The market continues to rally despite the Iran War and the look of an “AI bubble” because the underlying earnings story is still accelerating. AI is no longer just lifting a handful of tech stocks; it is driving GDP growth, EPS revisions, margins, semiconductor demand, industrial backlogs, hyperscaler cloud commitments, and the next leg of capital spending. The key point is that the old consumer/industrial business cycle framework is no longer the right lens. Instead, the market is moving through a new AI business cycle: early cycle is semiconductors, advanced packaging, optical fiber, and rack infrastructure; midcycle is power, data centers, chemicals, energy, and physical buildout; late cycle is applications, agents, humanoids, and broader productivity gains.
At the same time, the the rally is not risk-free and is sending some warning signals to watch. Inflation signals are rising through oil, gasoline, diesel, crop prices, prices paid indexes, inflation swaps, and global bond yields. Market breadth is weak, financials remain under pressure, software continues to lag, and the turbulence model has issued its first warning sign, though not yet a full trigger. The portfolio implication is “benchmark arbitrage”: traditional benchmarks are still overweight the winners of the last cycle, especially software and consumer-led growth, while underweight the physical AI buildout winners in semis, power, chemicals, optics, and infrastructure. Bitcoin and Ethereum are framed as additional growth assets that may benefit if inflation runs hot, the Fed stays constrained, and programmable money gains traction.
Timestamps:
(00:00–03:13) Setup: markets rally despite "AI bubble" talk in LA/DC; AI driving earnings, revisions, margins, and GDP higher but warning signs emerging (turbulence model's first cross-asset signal, financials still below 200DMA, software/PE near YTD lows). Benchmarks built for the old cycle are wrong for the AI world.
(03:13–06:30) S&P, NASDAQ, and small caps at all-time highs, one of the best months in 25 years; forward EPS accelerating without a prior draw-down (unique vs. mid-90s and dot-com); analysts revising estimates up after 15 years of averaging -2%; capital goods exploding year-over-year, PMI close to 60 in regional surveys.
(06:30–10:40) Caterpillar's $62B backlog and 3x power-generation sales forecast through 2030; PE at 36x next year while Nvidia trades at a 10-year low on forward PE.

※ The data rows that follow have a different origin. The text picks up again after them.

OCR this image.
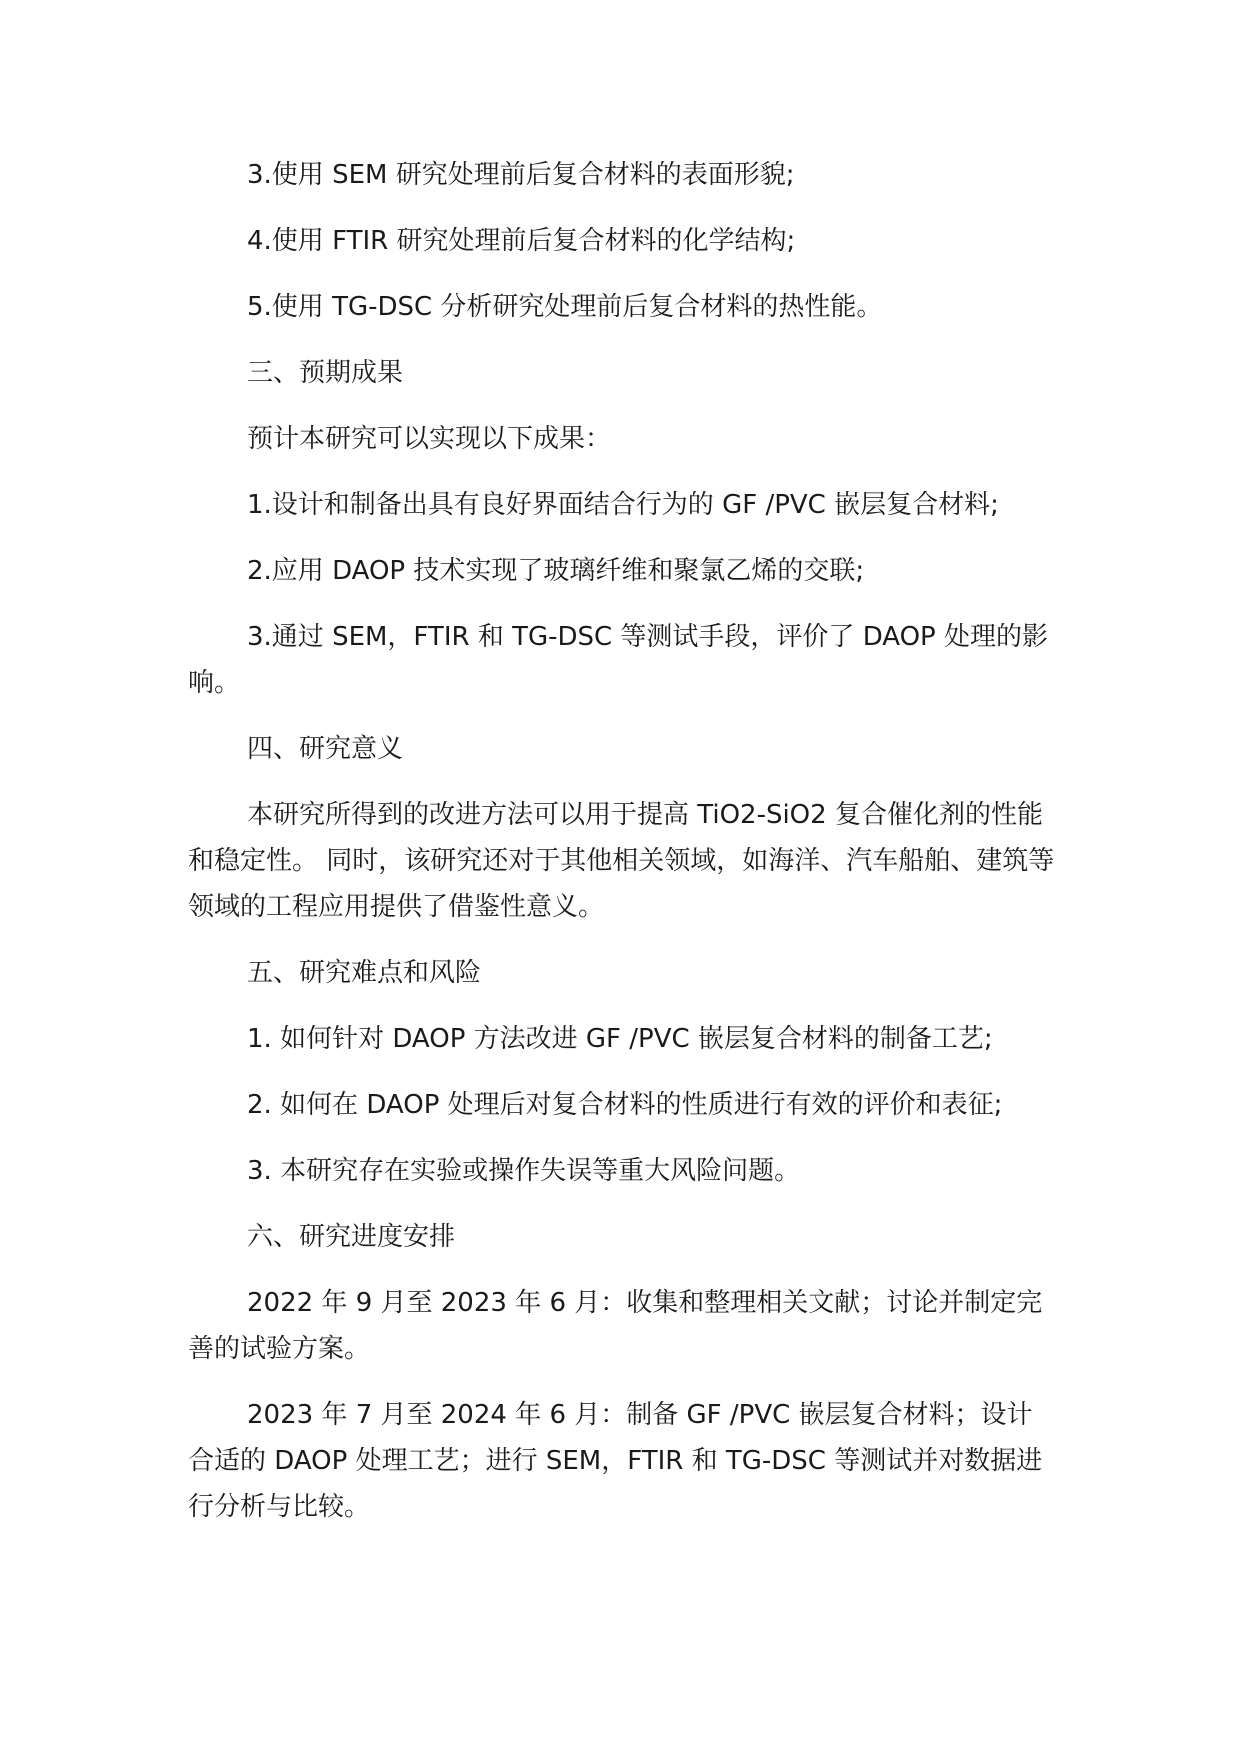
3.使用 SEM 研究处理前后复合材料的表面形貌;

4.使用 FTIR 研究处理前后复合材料的化学结构;

5.使用 TG-DSC 分析研究处理前后复合材料的热性能。

三、预期成果

预计本研究可以实现以下成果：

1.设计和制备出具有良好界面结合行为的 GF /PVC 嵌层复合材料;

2.应用 DAOP 技术实现了玻璃纤维和聚氯乙烯的交联;

3.通过 SEM，FTIR 和 TG-DSC 等测试手段，评价了 DAOP 处理的影响。

四、研究意义

本研究所得到的改进方法可以用于提高 TiO2-SiO2 复合催化剂的性能和稳定性。 同时，该研究还对于其他相关领域，如海洋、汽车船舶、建筑等领域的工程应用提供了借鉴性意义。

五、研究难点和风险

1. 如何针对 DAOP 方法改进 GF /PVC 嵌层复合材料的制备工艺;

2. 如何在 DAOP 处理后对复合材料的性质进行有效的评价和表征;

3. 本研究存在实验或操作失误等重大风险问题。

六、研究进度安排

2022 年 9 月至 2023 年 6 月：收集和整理相关文献；讨论并制定完善的试验方案。

2023 年 7 月至 2024 年 6 月：制备 GF /PVC 嵌层复合材料；设计合适的 DAOP 处理工艺；进行 SEM，FTIR 和 TG-DSC 等测试并对数据进行分析与比较。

(10:40–15:50) Inflation warning signs: unleaded gas futures break out and back months rise (inflation persistence); September gas at $87; Goldman models show global oil inventories hitting all-time lows by mid-year if the Strait stays closed
(15:50–19:30) China exporters raising prices, crop/fertilizer breakouts, El Niño forecast, the 1970s analog (nominal GDP up, inflation up, no jobs); inflation swaps rising, 30Y UK gilts and 10Y JGB yields at new highs; breath narrowing, median S&P stock 13% below 52-week high, 50% down YTD, financials still below 200DMA.
(19:30–23:00) Semis are now the largest Level-2 GICS in the S&P at $10T (Nvidia ~half and a relative laggard); "your margin is my opportunity" of the last 15 years has been replaced by "your capex is my opportunity"; $90T five-layer cake; the AI business cycle has new phases, early (semis), mid (power, data centers), late (humanoids).

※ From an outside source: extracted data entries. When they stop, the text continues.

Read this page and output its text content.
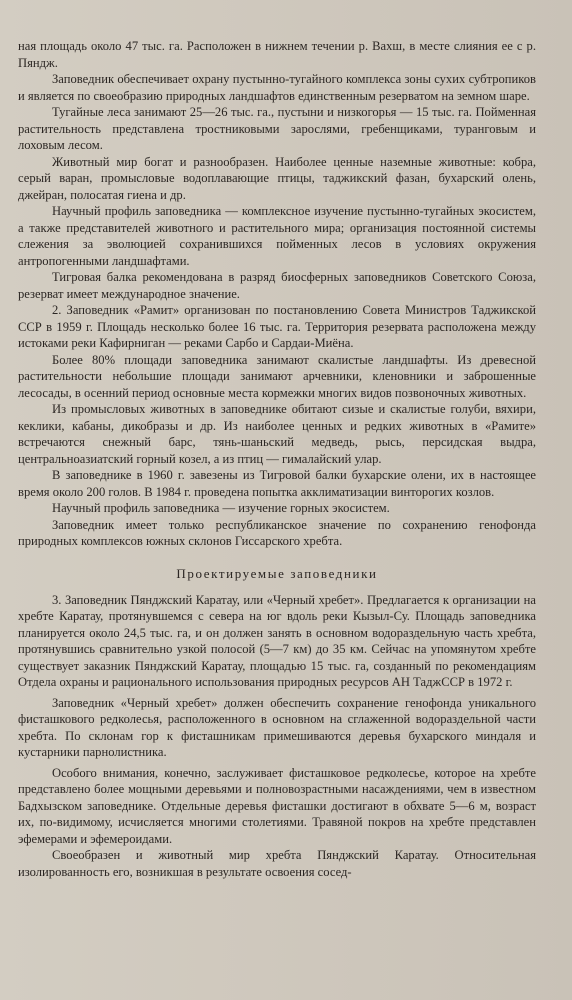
ная площадь около 47 тыс. га. Расположен в нижнем течении р. Вахш, в месте слияния ее с р. Пяндж.

Заповедник обеспечивает охрану пустынно-тугайного комплекса зоны сухих субтропиков и является по своеобразию природных ландшафтов единственным резерватом на земном шаре.

Тугайные леса занимают 25—26 тыс. га., пустыни и низкогорья — 15 тыс. га. Пойменная растительность представлена тростниковыми зарослями, гребенщиками, туранговым и лоховым лесом.

Животный мир богат и разнообразен. Наиболее ценные наземные животные: кобра, серый варан, промысловые водоплавающие птицы, таджикский фазан, бухарский олень, джейран, полосатая гиена и др.

Научный профиль заповедника — комплексное изучение пустынно-тугайных экосистем, а также представителей животного и растительного мира; организация постоянной системы слежения за эволюцией сохранившихся пойменных лесов в условиях окружения антропогенными ландшафтами.

Тигровая балка рекомендована в разряд биосферных заповедников Советского Союза, резерват имеет международное значение.

2. Заповедник «Рамит» организован по постановлению Совета Министров Таджикской ССР в 1959 г. Площадь несколько более 16 тыс. га. Территория резервата расположена между истоками реки Кафирниган — реками Сарбо и Сардаи-Миёна.

Более 80% площади заповедника занимают скалистые ландшафты. Из древесной растительности небольшие площади занимают арчевники, кленовники и заброшенные лесосады, в осенний период основные места кормежки многих видов позвоночных животных.

Из промысловых животных в заповеднике обитают сизые и скалистые голуби, вяхири, кеклики, кабаны, дикобразы и др. Из наиболее ценных и редких животных в «Рамите» встречаются снежный барс, тянь-шаньский медведь, рысь, персидская выдра, центральноазиатский горный козел, а из птиц — гималайский улар.

В заповеднике в 1960 г. завезены из Тигровой балки бухарские олени, их в настоящее время около 200 голов. В 1984 г. проведена попытка акклиматизации винторогих козлов.

Научный профиль заповедника — изучение горных экосистем.

Заповедник имеет только республиканское значение по сохранению генофонда природных комплексов южных склонов Гиссарского хребта.

Проектируемые заповедники

3. Заповедник Пянджский Каратау, или «Черный хребет». Предлагается к организации на хребте Каратау, протянувшемся с севера на юг вдоль реки Кызыл-Су. Площадь заповедника планируется около 24,5 тыс. га, и он должен занять в основном водораздельную часть хребта, протянувшись сравнительно узкой полосой (5—7 км) до 35 км. Сейчас на упомянутом хребте существует заказник Пянджский Каратау, площадью 15 тыс. га, созданный по рекомендациям Отдела охраны и рационального использования природных ресурсов АН ТаджССР в 1972 г.

Заповедник «Черный хребет» должен обеспечить сохранение генофонда уникального фисташкового редколесья, расположенного в основном на сглаженной водораздельной части хребта. По склонам гор к фисташникам примешиваются деревья бухарского миндаля и кустарники парнолистника.

Особого внимания, конечно, заслуживает фисташковое редколесье, которое на хребте представлено более мощными деревьями и полновозрастными насаждениями, чем в известном Бадхызском заповеднике. Отдельные деревья фисташки достигают в обхвате 5—6 м, возраст их, по-видимому, исчисляется многими столетиями. Травяной покров на хребте представлен эфемерами и эфемероидами.

Своеобразен и животный мир хребта Пянджский Каратау. Относительная изолированность его, возникшая в результате освоения сосед-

(23:00–26:30) Five-layer cake breakdown: rack / advanced packaging / optical fiber (early); chemicals (mid); power (late).
(26:30–30:30) Compute shortage is real: Anthropic at a $30B run rate forecasting $50–100B by year-end; OpenAI says there isn't enough compute in the world; White House officials worried
(30:30–35:00) Three end-results for advanced semis (Intel, Samsung, TSMC); Elon's Samsung buyout and terafab build because catching up isn't possible; White House Section 303 Defense Production Act for the grid; US power plant equipment spend forecast to triple through 2030; power semis broke out to a 5-year high; chemicals overlaid with Texas Instruments show the same pattern.

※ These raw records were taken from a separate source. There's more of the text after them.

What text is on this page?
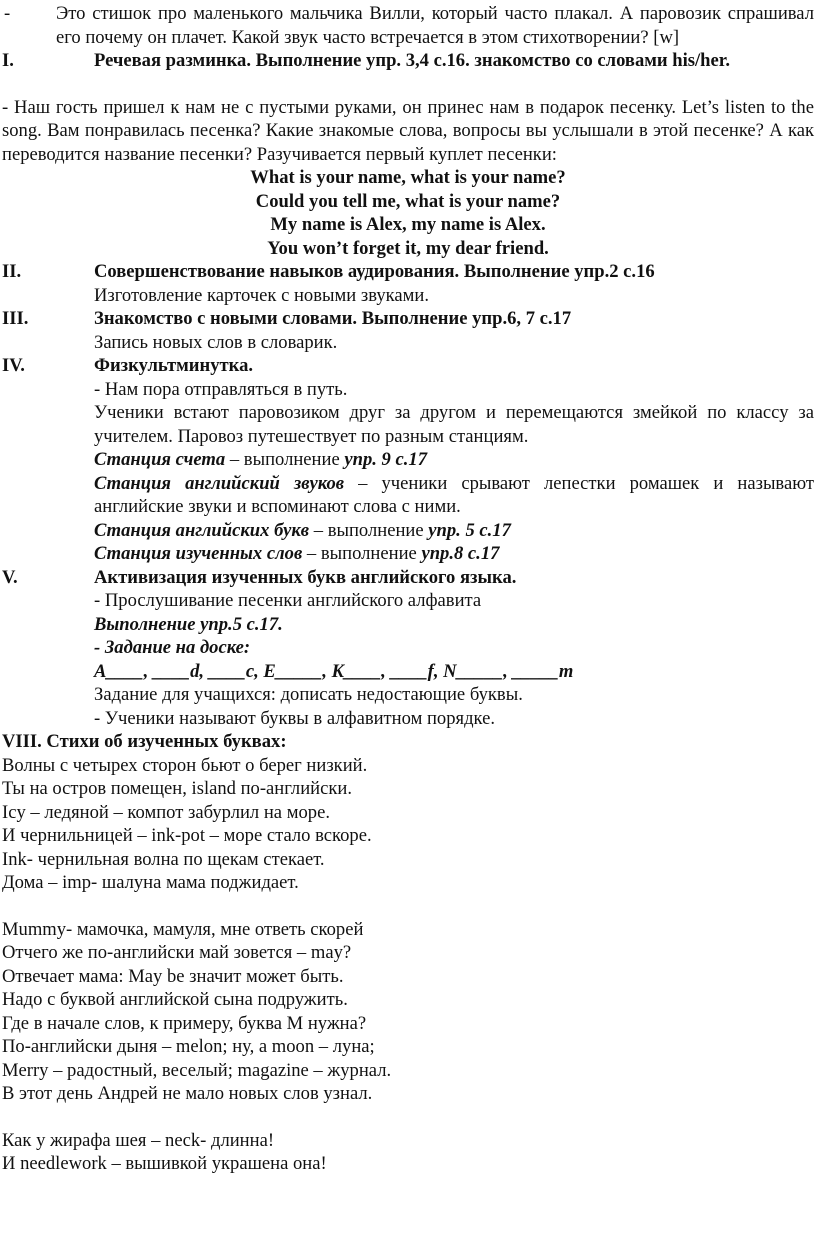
-	Это стишок про маленького мальчика Вилли, который часто плакал. А паровозик спрашивал его почему он плачет. Какой звук часто встречается в этом стихотворении? [w]

I.	Речевая разминка. Выполнение упр. 3,4 с.16. знакомство со словами his/her.

- Наш гость пришел к нам не с пустыми руками, он принес нам в подарок песенку. Let’s listen to the song. Вам понравилась песенка? Какие знакомые слова, вопросы вы услышали в этой песенке? А как переводится название песенки? Разучивается первый куплет песенки:

What is your name, what is your name?

Could you tell me, what is your name?

My name is Alex, my name is Alex.

You won’t forget it, my dear friend.

II.	Совершенствование навыков аудирования. Выполнение упр.2 с.16

Изготовление карточек с новыми звуками.

III.	Знакомство с новыми словами. Выполнение упр.6, 7 с.17

Запись новых слов в словарик.

IV.	Физкультминутка.

- Нам пора отправляться в путь.

Ученики встают паровозиком друг за другом и перемещаются змейкой по классу за учителем. Паровоз путешествует по разным станциям.

Станция счета – выполнение упр. 9 с.17

Станция английский звуков – ученики срывают лепестки ромашек и называют английские звуки и вспоминают слова с ними.

Станция английских букв – выполнение упр. 5 с.17

Станция изученных слов – выполнение упр.8 с.17

V.	Активизация изученных букв английского языка.

- Прослушивание песенки английского алфавита

Выполнение упр.5 с.17.

- Задание на доске:

A____, ____d, ____c, E_____, K____, ____f, N_____, _____m

Задание для учащихся: дописать недостающие буквы.

- Ученики называют буквы в алфавитном порядке.

VIII. Стихи об изученных буквах:

Волны с четырех сторон бьют о берег низкий.

Ты на остров помещен, island по-английски.

Icy – ледяной – компот забурлил на море.

И чернильницей – ink-pot – море стало вскоре.

Ink- чернильная волна по щекам стекает.

Дома – imp- шалуна мама поджидает.

Mummy- мамочка, мамуля, мне ответь скорей

Отчего же по-английски май зовется – may?

Отвечает мама: May be значит может быть.

Надо с буквой английской сына подружить.

Где в начале слов, к примеру, буква M нужна?

По-английски дыня – melon; ну, а moon – луна;

Merry – радостный, веселый; magazine – журнал.

В этот день Андрей не мало новых слов узнал.

Как у жирафа шея – neck- длинна!

И needlework – вышивкой украшена она!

(35:00–39:10) Chemical layer report — 17 names with exposure scoring across advanced packaging, fiber tubing, and polymers; Integris bought after earnings drawdown; Camores up ~50%. Adam Parker on Compound & Friends: software sequence is multiples compress → earnings miss → sales miss; analysts still assume 80% gross margins through 2028–29, too static for an AI-disrupted world. Naval Ravikant says the same about Apple's terminal value.
(39:10–43:38) Bitcoin MACD weekly trying to break out — up 33% from the $60K lows to $80K but losing relative interest as Korea/Asia trades AI; trigger remains CPI above 3-month yields; MicroStrategy calls bought into year-end. Ethereum is the main story for the rest of the year if the Clarity Act passes — programmable money, the Door Dash stablecoin decision, Ethereum's 200-week MA at 2456 is the level (need two closes above).